Timothy Keller – The Prodigal God: Recovering the Heart of the Christian Faith (Hodder & Stoughton, 2008)
The Prodigal God is a brilliant exposition of the parable of the two lost sons from Luke 15, but also – as the subtitle suggest – a message on what is the heart of the Christian faith.
Jesus’ parable, Keller shows, confronts two ways that people break away from God. Some, like the younger brother, rebel against his commands. But others, like the elder brother, work hard to be a good person, but do so in order to establish their right to independence from God. As Keller says,
Elder brothers obey God to get things. They don’t obey God to get God himself – in order to resemble him, love him, know him, and delight in him. So religious and moral people can be avoiding Jesus as Saviour and Lord as much as the younger brothers who say they don’t believe in God and define right and wrong for themselves.
…Sin is not just breaking the rules, it is putting yourself in place of God as Saviour, Lord, and Judge just as each son sought to displace the authority of the father in his own life.

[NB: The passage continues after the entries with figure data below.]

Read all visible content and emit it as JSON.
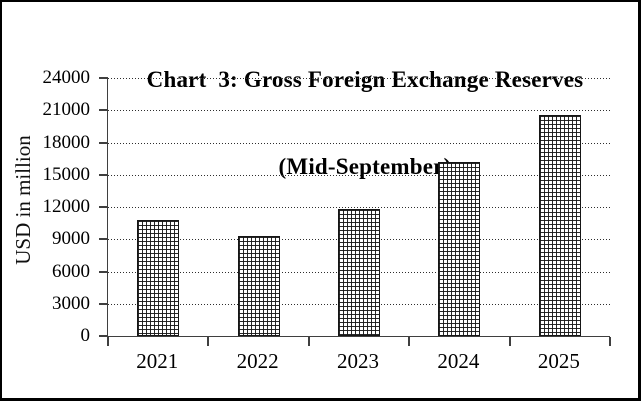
{
  "figure": {
    "title_line1": "Chart  3: Gross Foreign Exchange Reserves",
    "title_line2": "(Mid-September)"
  },
  "chart_data": {
    "type": "bar",
    "title": "Chart 3: Gross Foreign Exchange Reserves (Mid-September)",
    "categories": [
      "2021",
      "2022",
      "2023",
      "2024",
      "2025"
    ],
    "values": [
      10800,
      9300,
      11800,
      16150,
      20600
    ],
    "xlabel": "",
    "ylabel": "USD in million",
    "ylim": [
      0,
      24000
    ],
    "yticks": [
      0,
      3000,
      6000,
      9000,
      12000,
      15000,
      18000,
      21000,
      24000
    ],
    "grid": "horizontal-dotted",
    "legend": "none",
    "bar_fill": "small-grid-crosshatch",
    "colors": {
      "background": "#ffffff",
      "figure_border": "#000000",
      "axis": "#3f3f3f",
      "gridline": "#2e2e2e",
      "bar_pattern": "#161616",
      "text": "#000000"
    }
  }
}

But, Keller’s book and the parable itself are really about the nature of God – a God who responds with utter grace, who is prodigal, lavish, reckless in how he loves. In the second half of the book the parable is used mainly as a launching pad to explore core biblical themes and Keller manages to cover a great deal in a very short space. As ever, he reads contemporary Western culturally brilliantly, and shows how the gospel confronts and corrects us.
I would highly recommend this book to any one – Christian or non-Christian, teenager or centenarian. You can get through it in a few hours and, for me, they were among my best spent hours.